MethodChecksIf check fails
CheckTx and ProcessProposal
  • Each wrapper tx GasLimit doesn't surpass MaxBlockGas protocol parameter
  • Fees are paid with a whitelisted token and meet the minimum amount required of fee per unit of gas
  • If unshielding, the transfer must run successfully
  • Paying address has enough funds to cover fee
Reject the block
  • Wrapper transactions are listed before decrypted transactions
  • Cumulated GasLimit isn't greater than the MaxBlockGas parameter
Reject the block
  • For every tx, gas used isn't greater than the GasLimit allocated in the corresponding wrapper
Reject the transaction

Alternatives considered

Inter-chain fee payment

One may want to pay fees for a WrapperTx on Namada with some funds kept on a different chain that can communicate with Namada, so either Ethereum or an IBC-compatible chain.

This solution, though, has the following drawbacks:

  • Require an internal address (with the corresponding VP) as a target of the payment (cannot pay to the block proposer directly)
  • Since the payment must be initiated from another chain it must happen at least one block ahead of the wrapper transaction for which it's paying the fee. This means that the fee payment effectively happens in advance and we would need a mechanism to map a payment to a specific wrapper transaction
  • The payer would be an address outside of Namada which could be a problem in terms of accountability

Moreover, this technique is already feasible: it is sufficient to move funds from the external chain to an address on the Namada chain which requires the same amount of operations and the same costs.

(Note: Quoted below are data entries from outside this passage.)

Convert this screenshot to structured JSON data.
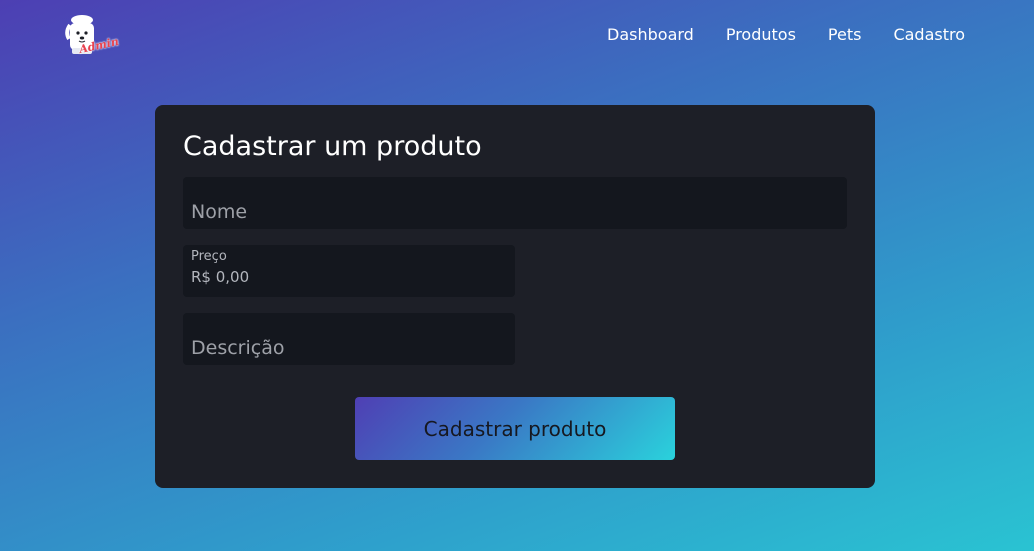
{
  "logo": {
    "icon": "dog-chef-logo-icon",
    "text": "Admin",
    "colors": {
      "accent": "#e8424f",
      "fur": "#ffffff"
    }
  },
  "nav": {
    "items": [
      {
        "label": "Dashboard"
      },
      {
        "label": "Produtos"
      },
      {
        "label": "Pets"
      },
      {
        "label": "Cadastro"
      }
    ]
  },
  "form": {
    "title": "Cadastrar um produto",
    "name_placeholder": "Nome",
    "price_label": "Preço",
    "price_value": "R$ 0,00",
    "description_placeholder": "Descrição",
    "submit_label": "Cadastrar produto"
  },
  "colors": {
    "background_gradient_start": "#4d3fb3",
    "background_gradient_end": "#2ac3d2",
    "card_background": "#1d1f27",
    "input_background": "#14171e",
    "button_gradient_start": "#4f3fb4",
    "button_gradient_end": "#2ad2dc"
  }
}
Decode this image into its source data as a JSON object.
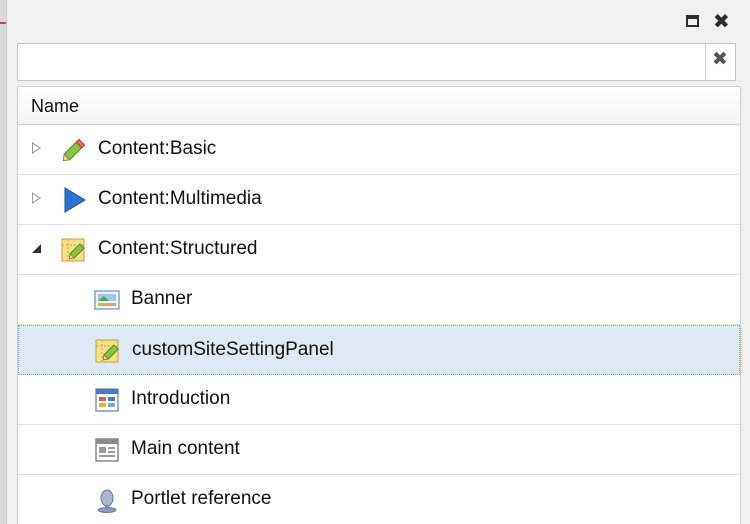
{
  "window": {
    "maximize_icon": "maximize-icon",
    "close_icon": "close-icon"
  },
  "search": {
    "value": "",
    "placeholder": "",
    "clear_icon": "clear-icon"
  },
  "grid": {
    "column_header": "Name",
    "rows": [
      {
        "label": "Content:Basic",
        "icon": "pencil-icon",
        "level": 0,
        "expander": "collapsed"
      },
      {
        "label": "Content:Multimedia",
        "icon": "play-icon",
        "level": 0,
        "expander": "collapsed"
      },
      {
        "label": "Content:Structured",
        "icon": "structured-content-icon",
        "level": 0,
        "expander": "expanded"
      },
      {
        "label": "Banner",
        "icon": "image-icon",
        "level": 1
      },
      {
        "label": "customSiteSettingPanel",
        "icon": "structured-content-icon",
        "level": 1,
        "selected": true
      },
      {
        "label": "Introduction",
        "icon": "layout-icon",
        "level": 1
      },
      {
        "label": "Main content",
        "icon": "document-icon",
        "level": 1
      },
      {
        "label": "Portlet reference",
        "icon": "portlet-icon",
        "level": 1
      }
    ]
  },
  "colors": {
    "selection": "#dfe8f5",
    "selection_border": "#7d9ed2",
    "accent_line": "#b8494e"
  }
}
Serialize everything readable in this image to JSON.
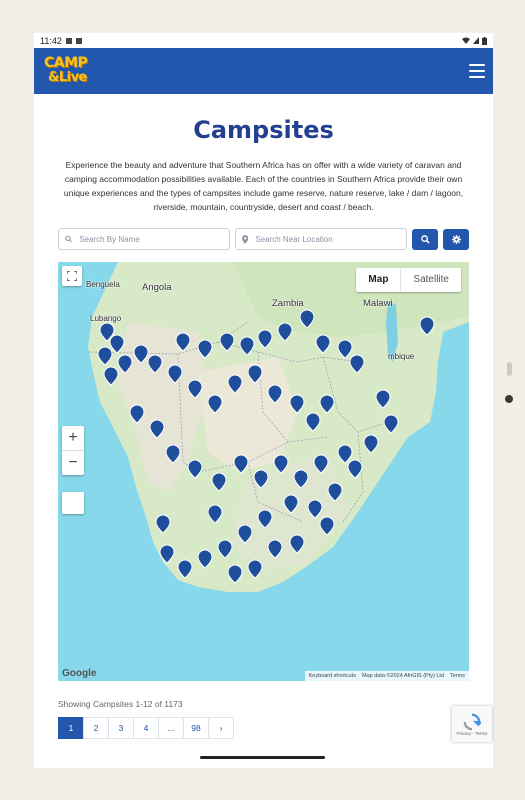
{
  "status": {
    "time": "11:42"
  },
  "brand": {
    "line1": "CAMP",
    "line2": "&Live"
  },
  "page": {
    "title": "Campsites",
    "intro": "Experience the beauty and adventure that Southern Africa has on offer with a wide variety of caravan and camping accommodation possibilities available. Each of the countries in Southern Africa provide their own unique experiences and the types of campsites include game reserve, nature reserve, lake / dam / lagoon, riverside, mountain, countryside, desert and coast / beach."
  },
  "search": {
    "name_placeholder": "Search By Name",
    "location_placeholder": "Search Near Location"
  },
  "map": {
    "map_label": "Map",
    "satellite_label": "Satellite",
    "zoom_in": "+",
    "zoom_out": "−",
    "google": "Google",
    "attrib_shortcuts": "Keyboard shortcuts",
    "attrib_data": "Map data ©2024 AfriGIS (Pty) Ltd",
    "attrib_terms": "Terms",
    "labels": {
      "bengula": "Benguela",
      "angola": "Angola",
      "zambia": "Zambia",
      "malawi": "Malawi",
      "lubango": "Lubango",
      "mozambique": "mbique"
    }
  },
  "results": {
    "showing": "Showing Campsites 1-12 of 1173",
    "pages": [
      "1",
      "2",
      "3",
      "4",
      "...",
      "98",
      "›"
    ]
  },
  "captcha": {
    "text": "Privacy - Terms"
  }
}
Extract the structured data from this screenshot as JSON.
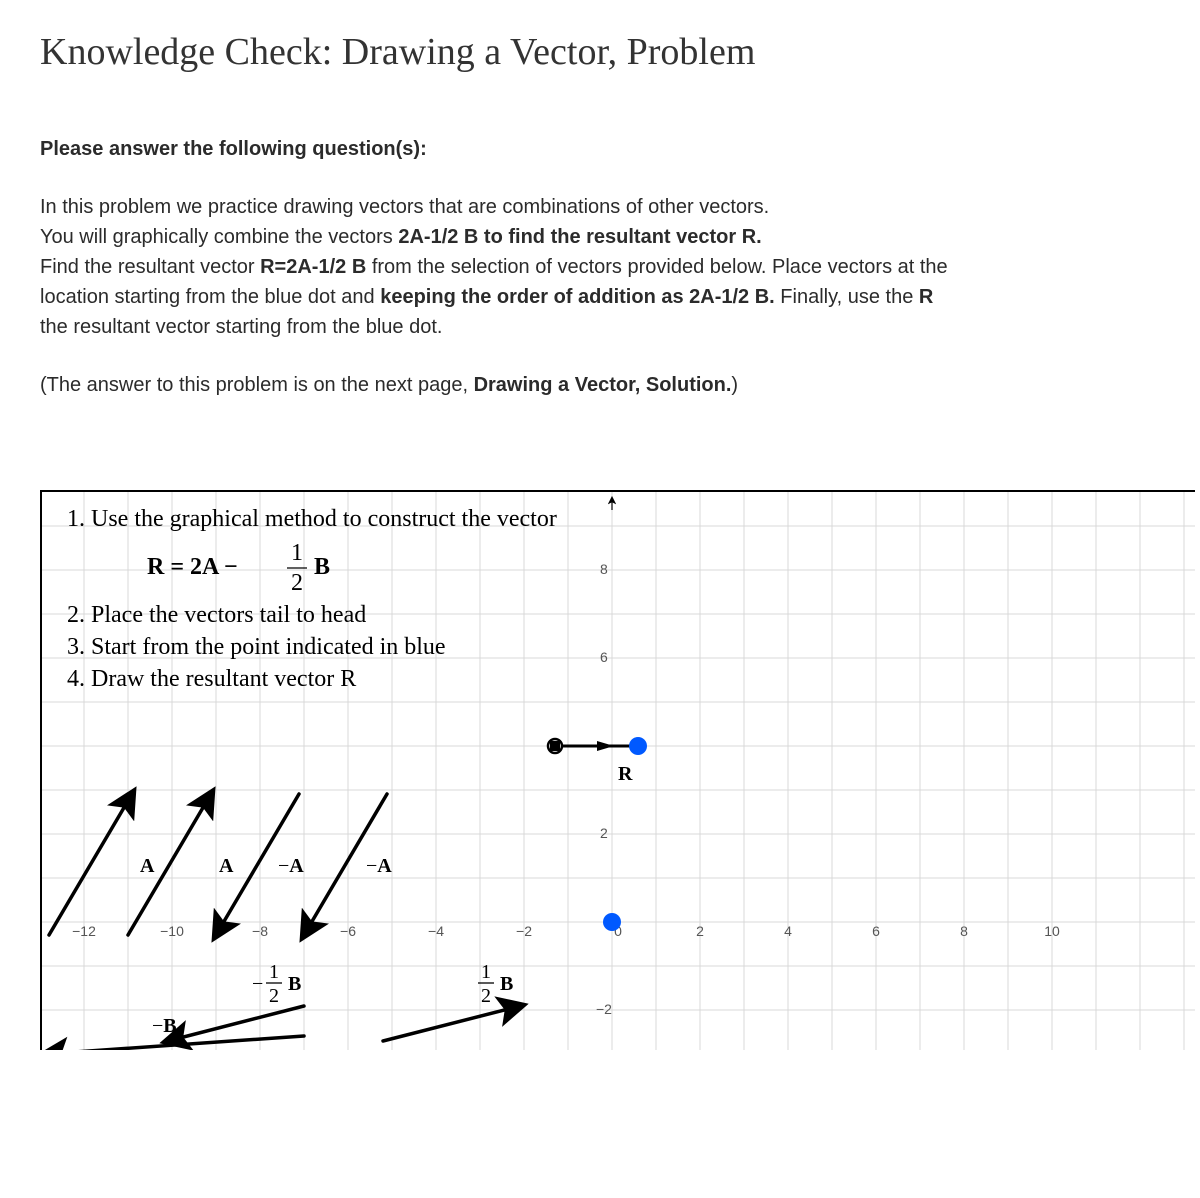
{
  "title": "Knowledge Check: Drawing a Vector, Problem",
  "lead": "Please answer the following question(s):",
  "para1_l1": "In this problem we practice drawing vectors that are combinations of other vectors.",
  "para1_l2a": "You will graphically combine the vectors ",
  "para1_l2b": "2A-1/2 B to find the resultant vector R.",
  "para1_l3a": "Find the resultant vector ",
  "para1_l3b": "R=2A-1/2 B",
  "para1_l3c": " from the selection of vectors provided below. Place vectors at the",
  "para1_l4a": "location starting from the blue dot and ",
  "para1_l4b": "keeping the order of addition as 2A-1/2 B.",
  "para1_l4c": " Finally, use the ",
  "para1_l4d": "R",
  "para1_l5": "the  resultant vector starting from the blue dot.",
  "para2a": "(The answer to this problem is on the next page, ",
  "para2b": "Drawing a Vector, Solution.",
  "para2c": ")",
  "steps": {
    "s1": "1. Use the graphical method to construct the vector",
    "eq_pre": "R = 2A − ",
    "eq_frac_num": "1",
    "eq_frac_den": "2",
    "eq_post": "B",
    "s2": "2. Place the vectors tail to head",
    "s3": "3. Start from the point indicated in blue",
    "s4": "4. Draw the resultant vector R"
  },
  "veclabels": {
    "A": "A",
    "mA": "−A",
    "R": "R",
    "B": "B",
    "mB": "−B",
    "halfB_num": "1",
    "halfB_den": "2",
    "neg": "−"
  },
  "axis": {
    "y8": "8",
    "y6": "6",
    "y2": "2",
    "ym2": "−2",
    "xm12": "−12",
    "xm10": "−10",
    "xm8": "−8",
    "xm6": "−6",
    "xm4": "−4",
    "xm2": "−2",
    "x0": "0",
    "x2": "2",
    "x4": "4",
    "x6": "6",
    "x8": "8",
    "x10": "10"
  },
  "chart_data": {
    "type": "diagram",
    "description": "Cartesian grid with draggable vectors for constructing R = 2A - (1/2)B",
    "x_range": [
      -13,
      11
    ],
    "y_range": [
      -3,
      9
    ],
    "x_ticks": [
      -12,
      -10,
      -8,
      -6,
      -4,
      -2,
      0,
      2,
      4,
      6,
      8,
      10
    ],
    "y_ticks": [
      -2,
      2,
      6,
      8
    ],
    "start_point": {
      "x": 0,
      "y": 0,
      "color": "blue"
    },
    "r_tool": {
      "segment": [
        [
          -1.3,
          4
        ],
        [
          0.6,
          4
        ]
      ],
      "terminal_dot": [
        0.6,
        4
      ],
      "label_pos": [
        0.2,
        3.3
      ]
    },
    "vectors": [
      {
        "name": "A",
        "tail": [
          -12.8,
          -0.3
        ],
        "head": [
          -10.9,
          2.9
        ],
        "label": "A",
        "label_pos": [
          -11.1,
          1.3
        ]
      },
      {
        "name": "A2",
        "tail": [
          -11,
          -0.3
        ],
        "head": [
          -9.1,
          2.9
        ],
        "label": "A",
        "label_pos": [
          -9.3,
          1.3
        ]
      },
      {
        "name": "-A",
        "tail": [
          -7.1,
          2.9
        ],
        "head": [
          -9,
          -0.3
        ],
        "label": "−A",
        "label_pos": [
          -7.6,
          1.3
        ]
      },
      {
        "name": "-A2",
        "tail": [
          -5.1,
          2.9
        ],
        "head": [
          -7,
          -0.3
        ],
        "label": "−A",
        "label_pos": [
          -5.6,
          1.3
        ]
      },
      {
        "name": "-1/2B",
        "tail": [
          -7,
          -1.9
        ],
        "head": [
          -10.1,
          -2.7
        ],
        "label": "−½B",
        "label_pos": [
          -8.4,
          -1.4
        ]
      },
      {
        "name": "1/2B",
        "tail": [
          -5.2,
          -2.7
        ],
        "head": [
          -2.1,
          -1.9
        ],
        "label": "½B",
        "label_pos": [
          -3.1,
          -1.4
        ]
      },
      {
        "name": "-B",
        "tail": [
          -7,
          -2.6
        ],
        "head": [
          -13.2,
          -3.0
        ],
        "label": "−B",
        "label_pos": [
          -10.2,
          -2.3
        ]
      }
    ]
  }
}
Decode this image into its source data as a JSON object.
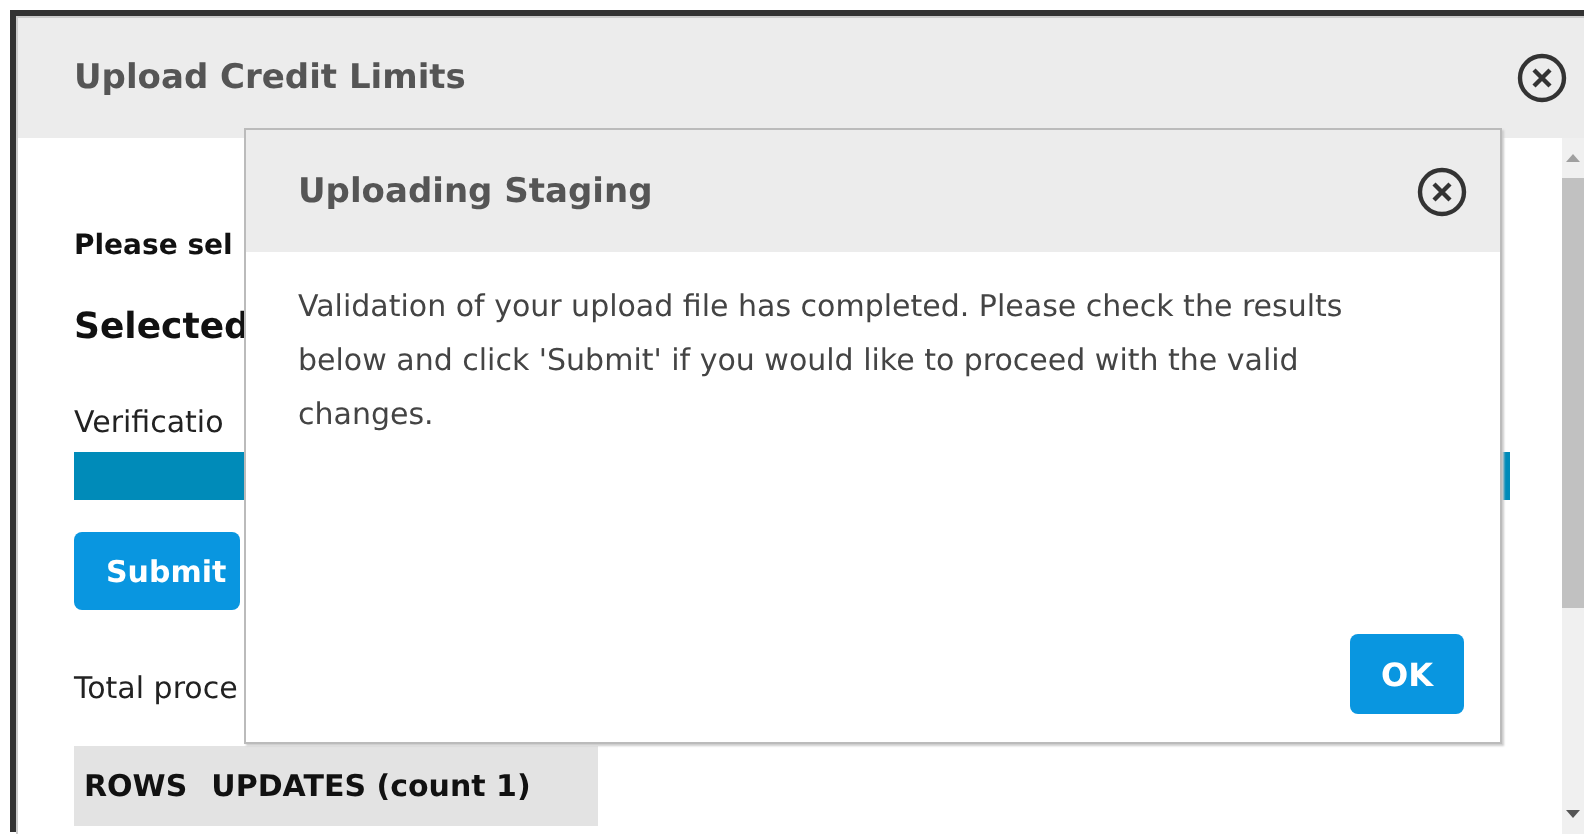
{
  "dialog": {
    "title": "Upload Credit Limits",
    "body": {
      "prompt": "Please sel",
      "selected_heading": "Selected",
      "verification_label": "Verificatio",
      "progress": {
        "level": 1
      },
      "submit_button": "Submit",
      "total_label": "Total proce",
      "table": {
        "columns": [
          "ROWS",
          "UPDATES (count 1)"
        ]
      }
    }
  },
  "modal": {
    "title": "Uploading Staging",
    "message": "Validation of your upload file has completed. Please check the results below and click 'Submit' if you would like to proceed with the valid changes.",
    "ok_button": "OK"
  }
}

So, at the cost of increased complexity of the Namada logic, this type of payment doesn't actually introduce any new feature.

Shielded fee payment

Shielded fee payment should not be supported since that would make it impossible for validator nodes to check the correctness of the payment: they could only check that the transaction run without errors but would not be able to determine the exact amount paid (which must match the GasLimit) and the token involved (must be a whitelisted one).